A máquina bélica dos EUA precisa de petróleo: uma guerra com o Irã é mais provável do que com a China

Nova frota naval do Irã desafia presença dos EUA no Golfo de Hormuz

O que acontece quando o estado de emergência do Covid-19 termina por enquanto? Bem, a probabilidade de uma guerra mundial parece mais absoluta a cada dia. 

Os EUA e seus aliados, incluindo Israel, têm aumentado as tensões no Oriente Médio, enquanto a histeria Covid-19 assumiu as manchetes da grande mídia no Ocidente e em todo o mundo. Washington aumentou sua hostilidade contra numerosos países sob o regime Trump, pois impuseram severas sanções econômicas, operações de mudança de regime e assassinatos contra China, Rússia, Irã, Líbano (Hezbollah), Síria, Palestinos, Nicarágua, Cuba e Venezuela. Todos esses países são aliados entre si, de um jeito ou de outro, e todos têm uma coisa em comum: estão na lista de acertos de Washington por não seguirem os ditames do império. Embora o foco esteja na China no momento, o Irã ainda é o principal alvo de Washington e Tel Aviv.Arabnews.com,

‘Guardas do Irã ameaçam os EUA por causa da presença no Golfo depois de receber novos navios de combate’, disse que “a Guarda Revolucionária do Irã alertou na quinta-feira os Estados Unidos contra sua presença naval no Golfo ao receber 110 novos navios de combate”.

Os novos ativos “incluíam lanchas da classe Ashura, barcos de patrulha costeira Zolfagher e submarinos de Taregh”.   O Irã e seus aliados concordam em um único objetivo: remover permanentemente a presença militar dos EUA do Oriente Médio. Em uma cerimônia no sul do Irã, o contra-almirante da Guarda Iraniana Alireza Tangsiri disse que “Anunciamos hoje que onde quer que os americanos estejam, estamos ao lado deles e eles sentirão nossa presença ainda mais no futuro próximo”, o que significa mais tensões aumentará entre os EUA e o Irã. Washington tem sido extremamente agressivo com o Irã desde que Trump foi eleito para o cargo. 

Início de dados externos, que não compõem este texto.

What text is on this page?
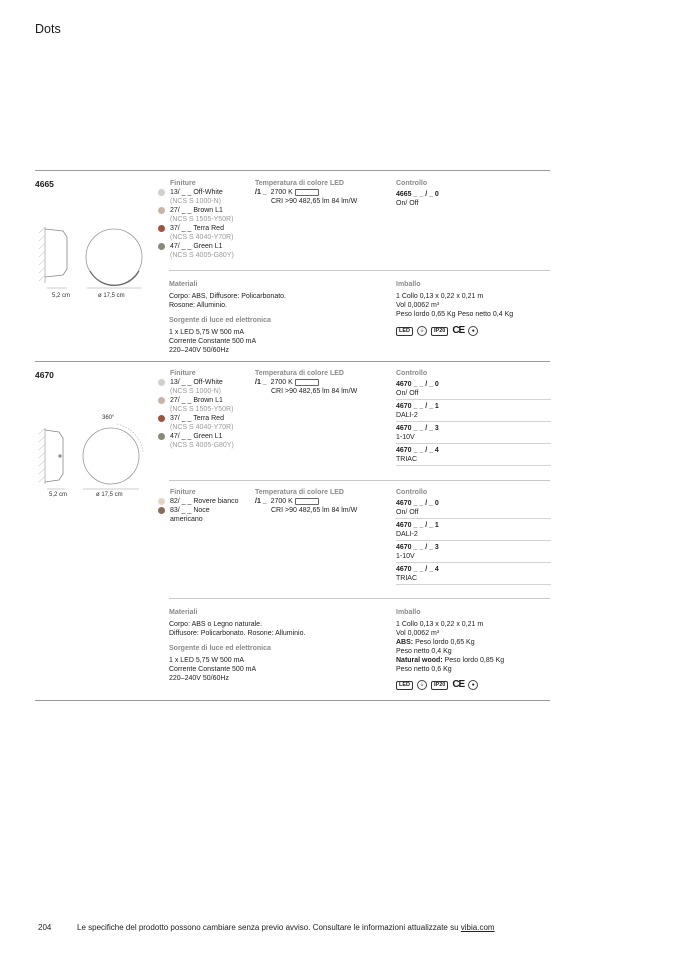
Dots
4665
5,2 cm	ø 17,5 cm
Finiture
13/ _ _ Off-White
(NCS S 1000-N)
27/ _ _ Brown L1
(NCS S 1505-Y50R)
37/ _ _ Terra Red
(NCS S 4040-Y70R)
47/ _ _ Green L1
(NCS S 4005-G80Y)
Temperatura di colore LED
/1 _ 2700 K
CRI >90 482,65 lm 84 lm/W
Controllo
4665 _ _ / _ 0
On/ Off
Materiali
Corpo: ABS, Diffusore: Policarbonato.
Rosone: Alluminio.
Sorgente di luce ed elettronica
1 x LED 5,75 W 500 mA
Corrente Constante 500 mA
220–240V 50/60Hz
Imballo
1 Collo 0,13 x 0,22 x 0,21 m
Vol 0,0062 m³
Peso lordo 0,65 Kg Peso netto 0,4 Kg
LED	⏚	IP20 CE	●
4670
360°
5,2 cm	ø 17,5 cm
Finiture
13/ _ _ Off-White
(NCS S 1000-N)
27/ _ _ Brown L1
(NCS S 1505-Y50R)
37/ _ _ Terra Red
(NCS S 4040-Y70R)
47/ _ _ Green L1
(NCS S 4005-G80Y)
Temperatura di colore LED
/1 _ 2700 K
CRI >90 482,65 lm 84 lm/W
Controllo
4670 _ _ / _ 0
On/ Off
4670 _ _ / _ 1
DALI-2
4670 _ _ / _ 3
1-10V
4670 _ _ / _ 4
TRIAC
Finiture
82/ _ _ Rovere bianco
83/ _ _ Noce
americano
Temperatura di colore LED
/1 _ 2700 K
CRI >90 482,65 lm 84 lm/W
Controllo
4670 _ _ / _ 0
On/ Off
4670 _ _ / _ 1
DALI-2
4670 _ _ / _ 3
1-10V
4670 _ _ / _ 4
TRIAC
Materiali
Corpo: ABS o Legno naturale.
Diffusore: Policarbonato. Rosone: Alluminio.
Sorgente di luce ed elettronica
1 x LED 5,75 W 500 mA
Corrente Constante 500 mA
220–240V 50/60Hz
Imballo
1 Collo 0,13 x 0,22 x 0,21 m
Vol 0,0062 m³
ABS: Peso lordo 0,65 Kg
Peso netto 0,4 Kg
Natural wood: Peso lordo 0,85 Kg
Peso netto 0,6 Kg
LED	⏚	IP20 CE	●
204	Le specifiche del prodotto possono cambiare senza previo avviso. Consultare le informazioni attualizzate su vibia.com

Tudo começou em 8 de maio de 2018, quando o regime de Trump decidiu desistir do acordo nuclear do Irã. Tensões ainda maiores. Então, em janeiro passado, os EUA realizaram um ataque aéreo que matou um dos principais generais militares do Irã, o comandante-geral Qasem Soleimani, da força Quds, com um ataque aéreo fora do Aeroporto Internacional de Bagdá. O Irã não confia nem quer nenhuma presença militar dos EUA perto de seu território ou em qualquer lugar do Oriente Médio.

Enquanto isso, Israel deve anexar a Cisjordânia, desencadeando outro conflito entre israelenses e palestinos, enquanto o Hezbollah se prepara para mais uma repetição da Guerra do Líbano de 2006 ou da Guerra Israel-Hezbollah, mas desta vez será muito pior por causa do que está em jogo. termos da economia global. Como sabemos, a economia dos EUA está em frangalhos, na verdade está entrando em colapso porque o dólar está perdendo seu papel dominante como moeda de reserva mundial e Israel sabe disso. 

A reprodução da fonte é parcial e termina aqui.